Of course, you might be asking yourself by now, am I a crank? Well, let’s find out. First of all, it’s worth reading Laws of Nature: A Skeptic’s Guide, which outlines the fundamental physical principles that are invariably ignored, maligned, mangled, misunderstood or otherwise mistreated by the lone and loony thinker. It’s strict, I know, but wantonly violate the First Law of Thermodynamics, for instance, as so many do, and you will no longer be welcome in polite society.

But if you are resolved, then you must familiarise yourself with The Woo-Woo Credo and make it your catechism.

You might like to test yourself at Are You A Quack? - a general survey of the idiotic and tedious arguments often presented when cranks attempt to convince you of their theories, eg “The establishment always rejects new ideas.”

The Crackpot Index turns this into a game for those who like to dispute physics. I like this one: “5 points for using a thought experiment that contradicts the results of a widely accepted real experiment“. I am quite allergic to “thought experiments” myself…

Russell Turpin’s Characterization of quack theories provides a good quick survey of what actually counts as evidence in scientific argument and what does not. The Baloney Detection Kit contains a more general and exhaustive list of questions which should be asked of any new idea, theory, or claim. Both are excellent resources for those whose exposure to science is limited.

I recommend Prophecy for Dummies, the sure-fire guide to becoming the prophet of your own religion. Hilarious.

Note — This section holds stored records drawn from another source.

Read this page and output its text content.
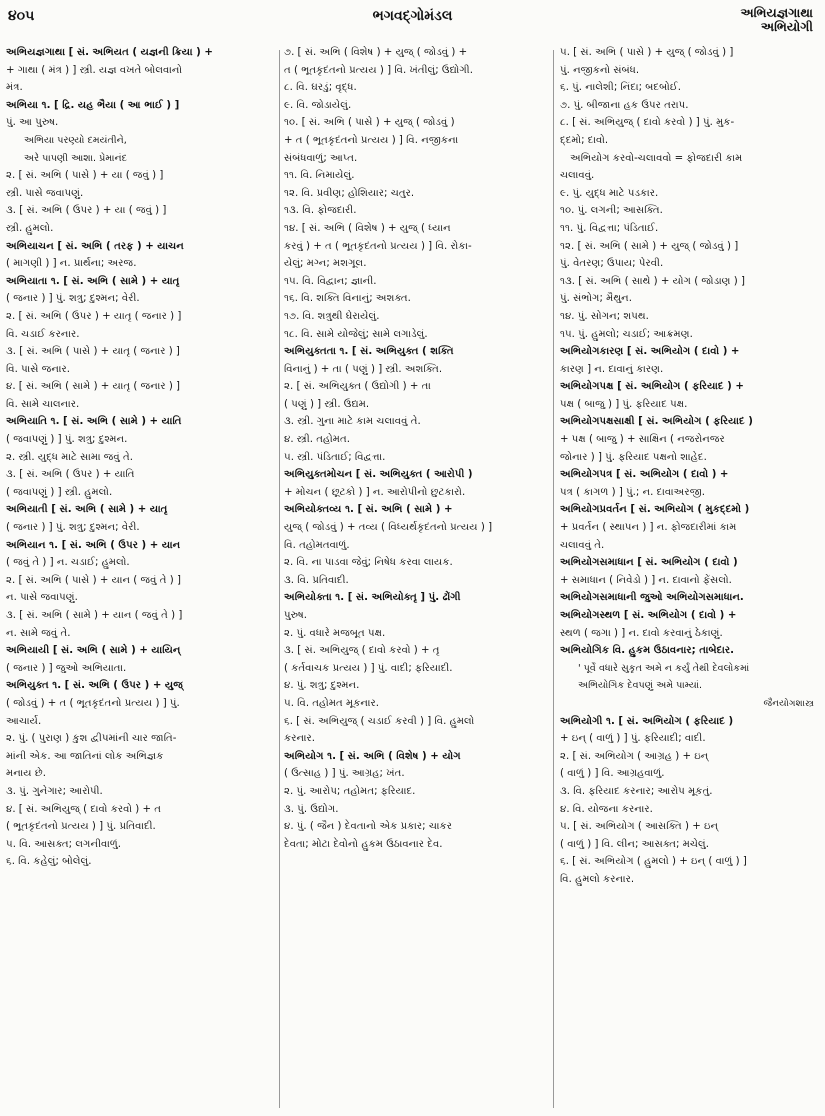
૪૦૫	ભગવદ્ગોમંડલ	અભિયજ્ઞગાથા
અભિયોગી
અભિયજ્ઞગાથા [ સં. અભિયત ( યજ્ઞની ક્રિયા ) +
+ ગાથા ( મંત્ર ) ] સ્ત્રી. યજ્ઞ વખતે બોલવાનો
મંત્ર.
અભિયા ૧. [ દ્રિ. યહ ભૈયા ( આ ભાઈ ) ]
પું. આ પુરુષ.
અભિયા પરણ્યો દમયંતીને,
અરે પાપણી આશા. પ્રેમાનંદ
૨. [ સં. અભિ ( પાસે ) + યા ( જવું ) ]
સ્ત્રી. પાસે જવાપણું.
૩. [ સં. અભિ ( ઉપર ) + યા ( જવું ) ]
સ્ત્રી. હુમલો.
અભિયાચન [ સં. અભિ ( તરફ ) + યાચન
( માગણી ) ] ન. પ્રાર્થના; અરજ.
અભિયાતા ૧. [ સં. અભિ ( સામે ) + યાતૃ
( જનાર ) ] પું. શત્રુ; દુશ્મન; વેરી.
૨. [ સં. અભિ ( ઉપર ) + યાતૃ ( જનાર ) ]
વિ. ચડાઈ કરનાર.
૩. [ સં. અભિ ( પાસે ) + યાતૃ ( જનાર ) ]
વિ. પાસે જનાર.
૪. [ સં. અભિ ( સામે ) + યાતૃ ( જનાર ) ]
વિ. સામે ચાલનાર.
અભિયાતિ ૧. [ સં. અભિ ( સામે ) + યાતિ
( જવાપણું ) ] પું. શત્રુ; દુશ્મન.
૨. સ્ત્રી. યુદ્ધ માટે સામા જવું તે.
૩. [ સં. અભિ ( ઉપર ) + યાતિ
( જવાપણું ) ] સ્ત્રી. હુમલો.
અભિયાતી [ સં. અભિ ( સામે ) + યાતૃ
( જનાર ) ] પું. શત્રુ; દુશ્મન; વેરી.
અભિયાન ૧. [ સં. અભિ ( ઉપર ) + યાન
( જવું તે ) ] ન. ચડાઈ; હુમલો.
૨. [ સં. અભિ ( પાસે ) + યાન ( જવું તે ) ]
ન. પાસે જવાપણું.
૩. [ સં. અભિ ( સામે ) + યાન ( જવું તે ) ]
ન. સામે જવું તે.
અભિયાયી [ સં. અભિ ( સામે ) + યાયિન્
( જનાર ) ] જુઓ અભિયાતા.
અભિયુક્ત ૧. [ સં. અભિ ( ઉપર ) + યુજ્
( જોડવું ) + ત ( ભૂતકૃદંતનો પ્રત્યય ) ] પું.
આચાર્ય.
૨. પું. ( પુરાણ ) કુશ દ્વીપમાંની ચાર જાતિ-
માંની એક. આ જાતિનાં લોક અભિજ્ઞક
મનાય છે.
૩. પું. ગુનેગાર; આરોપી.
૪. [ સં. અભિયુજ્ ( દાવો કરવો ) + ત
( ભૂતકૃદંતનો પ્રત્યય ) ] પું. પ્રતિવાદી.
૫. વિ. આસક્ત; લગનીવાળું.
૬. વિ. કહેલું; બોલેલું.
૭. [ સં. અભિ ( વિશેષ ) + યુજ્ ( જોડવું ) +
ત ( ભૂતકૃદંતનો પ્રત્યય ) ] વિ. ખંતીલું; ઉદ્યોગી.
૮. વિ. ઘરડું; વૃદ્ધ.
૯. વિ. જોડાયેલું.
૧૦. [ સં. અભિ ( પાસે ) + યુજ્ ( જોડવું )
+ ત ( ભૂતકૃદંતનો પ્રત્યય ) ] વિ. નજીકના
સંબંધવાળું; આપ્ત.
૧૧. વિ. નિમાયેલું.
૧૨. વિ. પ્રવીણ; હોશિયાર; ચતુર.
૧૩. વિ. ફોજદારી.
૧૪. [ સં. અભિ ( વિશેષ ) + યુજ્ ( ધ્યાન
કરવું ) + ત ( ભૂતકૃદંતનો પ્રત્યય ) ] વિ. રોકા-
યેલું; મગ્ન; મશગૂલ.
૧૫. વિ. વિદ્વાન; જ્ઞાની.
૧૬. વિ. શક્તિ વિનાનું; અશક્ત.
૧૭. વિ. શત્રુથી ઘેરાયેલું.
૧૮. વિ. સામે યોજેલું; સામે લગાડેલું.
અભિયુક્તતા ૧. [ સં. અભિયુક્ત ( શક્તિ
વિનાનું ) + તા ( પણું ) ] સ્ત્રી. અશક્તિ.
૨. [ સં. અભિયુક્ત ( ઉદ્યોગી ) + તા
( પણું ) ] સ્ત્રી. ઉદ્યમ.
૩. સ્ત્રી. ગુના માટે કામ ચલાવવું તે.
૪. સ્ત્રી. તહોમત.
૫. સ્ત્રી. પંડિતાઈ; વિદ્વત્તા.
અભિયુક્તમોચન [ સં. અભિયુક્ત ( આરોપી )
+ મોચન ( છૂટકો ) ] ન. આરોપીનો છુટકારો.
અભિયોક્તવ્ય ૧. [ સં. અભિ ( સામે ) +
યુજ્ ( જોડવું ) + તવ્ય ( વિધ્યર્થકૃદંતનો પ્રત્યય ) ]
વિ. તહોમતવાળું.
૨. વિ. ના પાડવા જેવું; નિષેધ કરવા લાયક.
૩. વિ. પ્રતિવાદી.
અભિયોક્તા ૧. [ સં. અભિયોક્તૃ ] પું. ઢોંગી
પુરુષ.
૨. પું. વધારે મજબૂત પક્ષ.
૩. [ સં. અભિયુજ્ ( દાવો કરવો ) + તૃ
( કર્તવાચક પ્રત્યય ) ] પું. વાદી; ફરિયાદી.
૪. પું. શત્રુ; દુશ્મન.
૫. વિ. તહોમત મૂકનાર.
૬. [ સં. અભિયુજ્ ( ચડાઈ કરવી ) ] વિ. હુમલો
કરનાર.
અભિયોગ ૧. [ સં. અભિ ( વિશેષ ) + યોગ
( ઉત્સાહ ) ] પું. આગ્રહ; ખંત.
૨. પું. આરોપ; તહોમત; ફરિયાદ.
૩. પું. ઉદ્યોગ.
૪. પું. ( જૈન ) દેવતાનો એક પ્રકાર; ચાકર
દેવતા; મોટા દેવોનો હુકમ ઉઠાવનાર દેવ.
૫. [ સં. અભિ ( પાસે ) + યુજ્ ( જોડવું ) ]
પું. નજીકનો સંબંધ.
૬. પું. નાલેશી; નિંદા; બદબોઈ.
૭. પું. બીજાના હક ઉપર તરાપ.
૮. [ સં. અભિયુજ્ ( દાવો કરવો ) ] પું. મુક-
દ્દમો; દાવો.
અભિયોગ કરવો-ચલાવવો = ફોજદારી કામ
ચલાવવું.
૯. પું. યુદ્ધ માટે પડકાર.
૧૦. પું. લગની; આસક્તિ.
૧૧. પું. વિદ્વત્તા; પંડિતાઈ.
૧૨. [ સં. અભિ ( સામે ) + યુજ્ ( જોડવું ) ]
પું. વેતરણ; ઉપાય; પેરવી.
૧૩. [ સં. અભિ ( સાથે ) + યોગ ( જોડાણ ) ]
પું. સંભોગ; મૈથુન.
૧૪. પું. સોગન; શપથ.
૧૫. પું. હુમલો; ચડાઈ; આક્રમણ.
અભિયોગકારણ [ સં. અભિયોગ ( દાવો ) +
કારણ ] ન. દાવાનું કારણ.
અભિયોગપક્ષ [ સં. અભિયોગ ( ફરિયાદ ) +
પક્ષ ( બાજુ ) ] પું. ફરિયાદ પક્ષ.
અભિયોગપક્ષસાક્ષી [ સં. અભિયોગ ( ફરિયાદ )
+ પક્ષ ( બાજુ ) + સાક્ષિન ( નજરોનજર
જોનાર ) ] પું. ફરિયાદ પક્ષનો શાહેદ.
અભિયોગપત્ર [ સં. અભિયોગ ( દાવો ) +
પત્ર ( કાગળ ) ] પું.; ન. દાવાઅરજી.
અભિયોગપ્રવર્તન [ સં. અભિયોગ ( મુકદ્દમો )
+ પ્રવર્તન ( સ્થાપન ) ] ન. ફોજદારીમાં કામ
ચલાવવું તે.
અભિયોગસમાધાન [ સં. અભિયોગ ( દાવો )
+ સમાધાન ( નિવેડો ) ] ન. દાવાનો ફેંસલો.
અભિયોગસમાધાની જુઓ અભિયોગસમાધાન.
અભિયોગસ્થળ [ સં. અભિયોગ ( દાવો ) +
સ્થળ ( જગા ) ] ન. દાવો કરવાનું ઠેકાણું.
અભિયોગિક વિ. હુકમ ઉઠાવનાર; તાબેદાર.
' પૂર્વે વધારે સુકૃત અમે ન કર્યું તેથી દેવલોકમાં
અભિયોગિક દેવપણું અમે પામ્યાં.
જૈનયોગશાસ્ત્ર
અભિયોગી ૧. [ સં. અભિયોગ ( ફરિયાદ )
+ ઇન્ ( વાળું ) ] પું. ફરિયાદી; વાદી.
૨. [ સં. અભિયોગ ( આગ્રહ ) + ઇન્
( વાળું ) ] વિ. આગ્રહવાળું.
૩. વિ. ફરિયાદ કરનાર; આરોપ મૂકતું.
૪. વિ. યોજના કરનાર.
૫. [ સં. અભિયોગ ( આસક્તિ ) + ઇન્
( વાળું ) ] વિ. લીન; આસક્ત; મચેલું.
૬. [ સં. અભિયોગ ( હુમલો ) + ઇન્ ( વાળું ) ]
વિ. હુમલો કરનાર.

3 Responses to 'Various cranks and loons'

Subscribe to comments with RSS

  1. Allison (Alli' Cat') said, on May 14th, 2008 at 3:03 pm

    Ah, loon de interweb - where would we be without them, and the hours of fun they unintentionally provide? More worrying, perhaps, is the legion of cretins who accept every word said loons dribble, as true.
    This post made me laugh my tin-foil socks off (everybody knows, ‘they’ enter via the soles of the feet - true, I read it on t’interweb!)

    :-D

  2. madge said, on May 20th, 2008 at 12:14 am

    aluminum foil beanie; yes I will admit that I made one of those gadjets up some years ago; to ward off electronic pulses that I thought were comeing from, well anywhere really; silly me.

  3. Penny Morris said, on May 25th, 2008 at 8:23 pm

    The most distressing thing about this is when you think you have a lot in common with someone, share a lot of their attitudes to the world, then they start banging on about their chakras or the past lives of their cats. I was very upset to find out that “My Name is Earl”, which I think is hilarious, is made by and stars a bunch of Scientologists!